The Fair Election Fund ran ads thanking Virginia Gov. Glenn Youngkin for keeping West on the ballot, a move meant to frame the debate as one where the Republican executive was “on the right side of history.” According to the memo, “This cut off Elias’ ability to file a credible lawsuit against West in Virginia.”
The fact that Collins served four terms in Congress as a Republican and remains a close Trump ally isn’t lost on Democrats. Said Bennett, “It is the height of cynicism for Collins to be doing this.” He put the chances of Stein or West meaningfully competing at “literally 0.00%” and described the Green Party nominee as “an attractive nuisance,” who isn’t serious about environmental issues so much as she represents a serious political threat to Harris.
“No third party or independent candidate can win the 2024 Presidential election, yet they’ve played a decisive role as spoilers in recent presidential elections – often helping the candidate who wins fewer votes secure victory in the electoral college,” a mission statement on the Clear Choice PAC website reads. “We exist to show Americans the clear choice between President Biden’s strong vision for the future, and the danger of unelectable spoiler candidates tipping the election to Donald Trump.”

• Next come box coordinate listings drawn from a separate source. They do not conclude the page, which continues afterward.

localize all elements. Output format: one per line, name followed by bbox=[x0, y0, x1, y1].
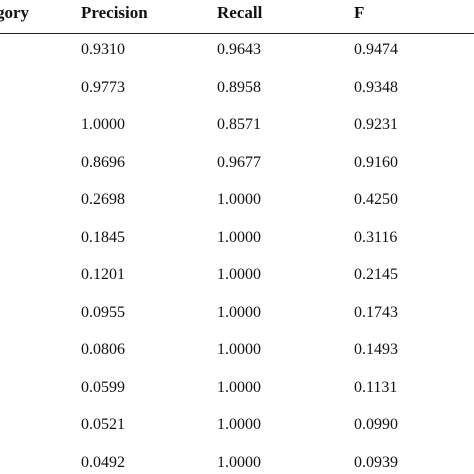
cell-f: 0.9474 bbox=[354, 41, 398, 58]
table-row: 0.1201 1.0000 0.2145 bbox=[0, 265, 474, 285]
cell-f: 0.3116 bbox=[354, 228, 398, 246]
table-row: 0.2698 1.0000 0.4250 bbox=[0, 190, 474, 210]
table-row: 0.0492 1.0000 0.0939 bbox=[0, 453, 474, 473]
cell-precision: 0.0599 bbox=[81, 378, 125, 396]
cell-recall: 1.0000 bbox=[217, 303, 261, 321]
cell-recall: 0.9643 bbox=[217, 41, 261, 58]
table-row: 0.9773 0.8958 0.9348 bbox=[0, 78, 474, 98]
cell-f: 0.0990 bbox=[354, 416, 398, 433]
cell-f: 0.9231 bbox=[354, 116, 398, 133]
table-row: 0.9310 0.9643 0.9474 bbox=[0, 40, 474, 60]
cell-recall: 1.0000 bbox=[217, 378, 261, 396]
cell-precision: 0.9773 bbox=[81, 78, 125, 96]
cell-f: 0.1493 bbox=[354, 341, 398, 358]
cell-precision: 0.0492 bbox=[81, 453, 125, 471]
table-row: 1.0000 0.8571 0.9231 bbox=[0, 115, 474, 135]
cell-f: 0.4250 bbox=[354, 191, 398, 208]
cell-precision: 0.2698 bbox=[81, 191, 125, 208]
cell-precision: 0.1845 bbox=[81, 228, 125, 246]
cell-precision: 0.8696 bbox=[81, 153, 125, 171]
header-rule bbox=[0, 33, 474, 34]
cell-precision: 0.9310 bbox=[81, 41, 125, 58]
cell-recall: 0.8571 bbox=[217, 116, 261, 133]
cell-precision: 0.0806 bbox=[81, 341, 125, 358]
cell-f: 0.9348 bbox=[354, 78, 398, 96]
cell-recall: 1.0000 bbox=[217, 416, 261, 433]
cell-recall: 1.0000 bbox=[217, 266, 261, 283]
cell-precision: 0.0521 bbox=[81, 416, 125, 433]
table-row: 0.0521 1.0000 0.0990 bbox=[0, 415, 474, 435]
cell-f: 0.9160 bbox=[354, 153, 398, 171]
table-row: 0.0955 1.0000 0.1743 bbox=[0, 303, 474, 323]
table-row: 0.0599 1.0000 0.1131 bbox=[0, 378, 474, 398]
header-f: F bbox=[354, 3, 365, 22]
cell-precision: 1.0000 bbox=[81, 116, 125, 133]
cell-f: 0.1743 bbox=[354, 303, 398, 321]
table-row: 0.0806 1.0000 0.1493 bbox=[0, 340, 474, 360]
cell-recall: 1.0000 bbox=[217, 453, 261, 471]
header-category: gory bbox=[0, 3, 30, 22]
cell-f: 0.2145 bbox=[354, 266, 398, 283]
header-recall: Recall bbox=[217, 3, 263, 22]
cell-recall: 1.0000 bbox=[217, 191, 261, 208]
table-row: 0.8696 0.9677 0.9160 bbox=[0, 153, 474, 173]
cell-precision: 0.0955 bbox=[81, 303, 125, 321]
cell-f: 0.0939 bbox=[354, 453, 398, 471]
cell-recall: 0.8958 bbox=[217, 78, 261, 96]
cell-recall: 1.0000 bbox=[217, 228, 261, 246]
header-precision: Precision bbox=[81, 3, 148, 22]
table-row: 0.1845 1.0000 0.3116 bbox=[0, 228, 474, 248]
cell-precision: 0.1201 bbox=[81, 266, 125, 283]
cell-recall: 0.9677 bbox=[217, 153, 261, 171]
cell-f: 0.1131 bbox=[354, 378, 398, 396]
cell-recall: 1.0000 bbox=[217, 341, 261, 358]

They have since focused their efforts on backing Harris. Republicans, meanwhile, have their own examples of bad behavior. They point to efforts by Democrats to remove Robert F. Kennedy Jr. from the ballot in North Carolina before reversing course to try and keep the independent there, even after he suspended his campaign and endorsed Trump.
While Bennett’s organization was not involved in the RFK fight in North Carolina, he said the distinction is clear: “The overwhelming effort here has been on the Trump side to help third parties and almost everything the Democrats and their allies, including us, have done is try to keep the third parties off the ballot.”
But Collins countered that there is more than just politics at play and that there is an underlying principle. “This effort was about ensuring the fairness of our elections by stopping Democrats from blocking Harris’ competition from the ballot and disenfranchising the tens of thousands of voters who support Cornel West,” he said. All the same, there was also a very real practical effect: “Exposing the Democrats’ overall hypocrisy on voting rights.”
Biden was in the habit of framing the election as a referendum on the fate of democracy itself, and after him, Harris often refers to “the sacred right to vote.” Republicans like Collins say those words ought to taste bitter when she delivers them, given that her allies worked to limit the choices of the electorate.
“Thanks to our comprehensive efforts shining a spotlight on how Democrats were engaging in voter suppression,” he said, “they will never again have credibility when they claim to be the party standing up for democracy.”
The race for the White House remains close, and both campaigns are making regular overtures to independents. And as Collins prepares for Election Day, he is declaring an early victory. “Democrats not only lost the ballot access battle,” he said of the marginal war over Stein and West, “but they also angered a key segment of their base in the process in a way that those voters will never forget.”